Jaafari of al-Da`wa Calls for Shiite Unity Plan
The London daily al-Hayat says today that after being roiled by divisions after the fall of Saddam, the Shiites are now seeking a way to unify. Ibrahim Jaafari, a physician who leads the al-Da`wa Party and serves on the Interim Governing Council, has been in the forefront of calling for unity. He is abroad at the moment but appears to have planned a unity campaign for his return. Other spokesmen also affirmed that Shiite unity was a primary goal of al-Da`wa now.

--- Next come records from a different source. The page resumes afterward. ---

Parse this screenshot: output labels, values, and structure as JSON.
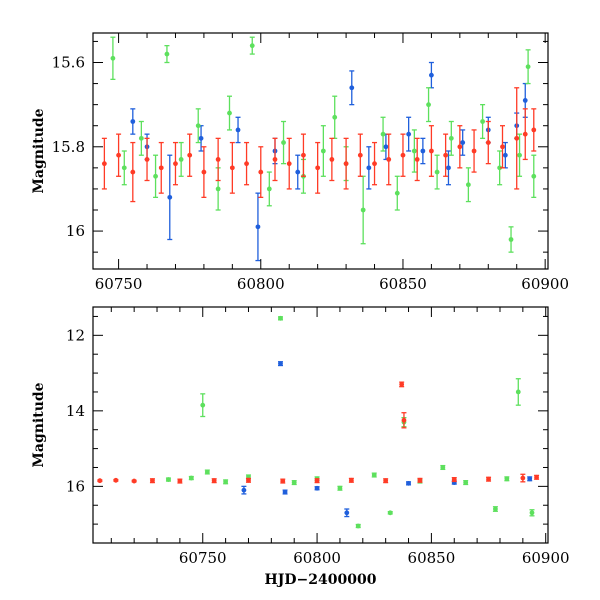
{
  "colors": {
    "blue": "#1f5fdc",
    "green": "#5de05d",
    "red": "#ff3b26",
    "axis": "#000000"
  },
  "chart_data": [
    {
      "type": "scatter",
      "title": "",
      "xlabel": "",
      "ylabel": "Magnitude",
      "xlim": [
        60741,
        60901
      ],
      "ylim": [
        16.09,
        15.53
      ],
      "y_inverted": true,
      "xticks": [
        60750,
        60800,
        60850,
        60900
      ],
      "yticks": [
        15.6,
        15.8,
        16
      ],
      "series": [
        {
          "color": "blue",
          "points": [
            [
              60755,
              15.74,
              0.03
            ],
            [
              60760,
              15.8,
              0.03
            ],
            [
              60768,
              15.92,
              0.1
            ],
            [
              60779,
              15.78,
              0.03
            ],
            [
              60792,
              15.76,
              0.03
            ],
            [
              60799,
              15.99,
              0.08
            ],
            [
              60805,
              15.81,
              0.03
            ],
            [
              60813,
              15.86,
              0.04
            ],
            [
              60832,
              15.66,
              0.04
            ],
            [
              60838,
              15.85,
              0.05
            ],
            [
              60844,
              15.8,
              0.03
            ],
            [
              60852,
              15.77,
              0.04
            ],
            [
              60857,
              15.81,
              0.03
            ],
            [
              60860,
              15.63,
              0.03
            ],
            [
              60866,
              15.85,
              0.04
            ],
            [
              60871,
              15.79,
              0.03
            ],
            [
              60880,
              15.76,
              0.03
            ],
            [
              60886,
              15.82,
              0.03
            ],
            [
              60890,
              15.75,
              0.03
            ],
            [
              60893,
              15.69,
              0.04
            ]
          ]
        },
        {
          "color": "green",
          "points": [
            [
              60748,
              15.59,
              0.05
            ],
            [
              60752,
              15.85,
              0.04
            ],
            [
              60758,
              15.78,
              0.04
            ],
            [
              60763,
              15.87,
              0.05
            ],
            [
              60767,
              15.58,
              0.02
            ],
            [
              60772,
              15.83,
              0.04
            ],
            [
              60778,
              15.75,
              0.04
            ],
            [
              60785,
              15.9,
              0.05
            ],
            [
              60789,
              15.72,
              0.04
            ],
            [
              60797,
              15.56,
              0.02
            ],
            [
              60803,
              15.9,
              0.04
            ],
            [
              60808,
              15.79,
              0.05
            ],
            [
              60815,
              15.87,
              0.04
            ],
            [
              60822,
              15.81,
              0.06
            ],
            [
              60826,
              15.73,
              0.05
            ],
            [
              60830,
              15.84,
              0.04
            ],
            [
              60836,
              15.95,
              0.08
            ],
            [
              60843,
              15.77,
              0.04
            ],
            [
              60848,
              15.91,
              0.04
            ],
            [
              60854,
              15.81,
              0.05
            ],
            [
              60859,
              15.7,
              0.04
            ],
            [
              60862,
              15.86,
              0.04
            ],
            [
              60867,
              15.78,
              0.04
            ],
            [
              60873,
              15.89,
              0.04
            ],
            [
              60878,
              15.74,
              0.04
            ],
            [
              60884,
              15.85,
              0.04
            ],
            [
              60888,
              16.02,
              0.03
            ],
            [
              60891,
              15.82,
              0.05
            ],
            [
              60894,
              15.61,
              0.04
            ],
            [
              60896,
              15.87,
              0.05
            ]
          ]
        },
        {
          "color": "red",
          "points": [
            [
              60745,
              15.84,
              0.06
            ],
            [
              60750,
              15.82,
              0.05
            ],
            [
              60755,
              15.86,
              0.07
            ],
            [
              60760,
              15.83,
              0.05
            ],
            [
              60765,
              15.85,
              0.06
            ],
            [
              60770,
              15.84,
              0.05
            ],
            [
              60775,
              15.82,
              0.05
            ],
            [
              60780,
              15.86,
              0.06
            ],
            [
              60785,
              15.83,
              0.05
            ],
            [
              60790,
              15.85,
              0.06
            ],
            [
              60795,
              15.84,
              0.05
            ],
            [
              60800,
              15.86,
              0.06
            ],
            [
              60805,
              15.83,
              0.05
            ],
            [
              60810,
              15.84,
              0.06
            ],
            [
              60815,
              15.82,
              0.05
            ],
            [
              60820,
              15.85,
              0.06
            ],
            [
              60825,
              15.83,
              0.05
            ],
            [
              60830,
              15.84,
              0.06
            ],
            [
              60835,
              15.82,
              0.05
            ],
            [
              60840,
              15.84,
              0.05
            ],
            [
              60845,
              15.83,
              0.06
            ],
            [
              60850,
              15.82,
              0.05
            ],
            [
              60855,
              15.83,
              0.05
            ],
            [
              60860,
              15.81,
              0.06
            ],
            [
              60865,
              15.82,
              0.05
            ],
            [
              60870,
              15.8,
              0.05
            ],
            [
              60875,
              15.81,
              0.05
            ],
            [
              60880,
              15.79,
              0.05
            ],
            [
              60885,
              15.8,
              0.05
            ],
            [
              60890,
              15.78,
              0.12
            ],
            [
              60893,
              15.77,
              0.06
            ],
            [
              60896,
              15.76,
              0.05
            ]
          ]
        }
      ]
    },
    {
      "type": "scatter",
      "title": "",
      "xlabel": "HJD−2400000",
      "ylabel": "Magnitude",
      "xlim": [
        60702,
        60901
      ],
      "ylim": [
        17.5,
        11.25
      ],
      "y_inverted": true,
      "xticks": [
        60750,
        60800,
        60850,
        60900
      ],
      "yticks": [
        12,
        14,
        16
      ],
      "series": [
        {
          "color": "blue",
          "points": [
            [
              60768,
              16.1,
              0.1
            ],
            [
              60784,
              12.75,
              0.05
            ],
            [
              60786,
              16.15,
              0.05
            ],
            [
              60800,
              16.05,
              0.04
            ],
            [
              60813,
              16.7,
              0.1
            ],
            [
              60840,
              15.92,
              0.04
            ],
            [
              60860,
              15.9,
              0.04
            ],
            [
              60893,
              15.8,
              0.05
            ]
          ]
        },
        {
          "color": "green",
          "points": [
            [
              60735,
              15.82,
              0.04
            ],
            [
              60745,
              15.78,
              0.04
            ],
            [
              60750,
              13.85,
              0.3
            ],
            [
              60752,
              15.62,
              0.05
            ],
            [
              60760,
              15.88,
              0.05
            ],
            [
              60770,
              15.75,
              0.05
            ],
            [
              60784,
              11.55,
              0.04
            ],
            [
              60790,
              15.9,
              0.05
            ],
            [
              60800,
              15.8,
              0.05
            ],
            [
              60810,
              16.05,
              0.05
            ],
            [
              60818,
              17.05,
              0.04
            ],
            [
              60825,
              15.7,
              0.05
            ],
            [
              60832,
              16.7,
              0.03
            ],
            [
              60838,
              14.3,
              0.12
            ],
            [
              60845,
              15.86,
              0.05
            ],
            [
              60855,
              15.5,
              0.05
            ],
            [
              60865,
              15.9,
              0.05
            ],
            [
              60878,
              16.6,
              0.06
            ],
            [
              60883,
              15.8,
              0.05
            ],
            [
              60888,
              13.5,
              0.35
            ],
            [
              60894,
              16.7,
              0.08
            ]
          ]
        },
        {
          "color": "red",
          "points": [
            [
              60705,
              15.85,
              0.02
            ],
            [
              60712,
              15.84,
              0.02
            ],
            [
              60720,
              15.86,
              0.02
            ],
            [
              60728,
              15.85,
              0.05
            ],
            [
              60740,
              15.86,
              0.05
            ],
            [
              60755,
              15.85,
              0.05
            ],
            [
              60770,
              15.84,
              0.05
            ],
            [
              60785,
              15.86,
              0.05
            ],
            [
              60800,
              15.85,
              0.05
            ],
            [
              60815,
              15.84,
              0.05
            ],
            [
              60830,
              15.85,
              0.05
            ],
            [
              60837,
              13.3,
              0.06
            ],
            [
              60838,
              14.25,
              0.2
            ],
            [
              60845,
              15.84,
              0.05
            ],
            [
              60860,
              15.82,
              0.05
            ],
            [
              60875,
              15.81,
              0.05
            ],
            [
              60890,
              15.78,
              0.1
            ],
            [
              60896,
              15.76,
              0.05
            ]
          ]
        }
      ]
    }
  ]
}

The article quotes Hamid Musawi, a member of the Badr Corps paramilitary of the Supreme Council for Islamic Revolution in Iraq (SCIRI), as saying that talks are being held by Shiite leaders in a quest for a unified stance. Clearly, this movement is taking place with an eye to national elections later this year. Musawi admitted that there is bad blood between SCIRI and the followers of Muqtada al-Sadr, which goes back to the 1990s and the time of his father, Muhammad Sadiq al-Sadr (d. 1999), and that the dispute continues to this day. Some say Muqtada al-Sadr himself called for a rapprochement among the Shiites in one of his Friday prayers sermons in Kufa.
The article quoted Salah al-Miyami, a member of a neighborhood council in Shiite Sadr City (East Baghdad), as saying that if the Shiites cannot close ranks, they will be “the biggest losers in the coming phase.” He also expressed severe reservations about whether Sunnis and Shiites will be able to get along, given what he termed their long history of enmity.
The making of noises about Shiite unity clearly is being driven by the prospect of elections later this year. But it seems to me highly unlikely that the religious Shiite parties will be able to put up a united front. More likely, they will run against one another, diluting their power somewhat, and then will have to forge compromises in parliament.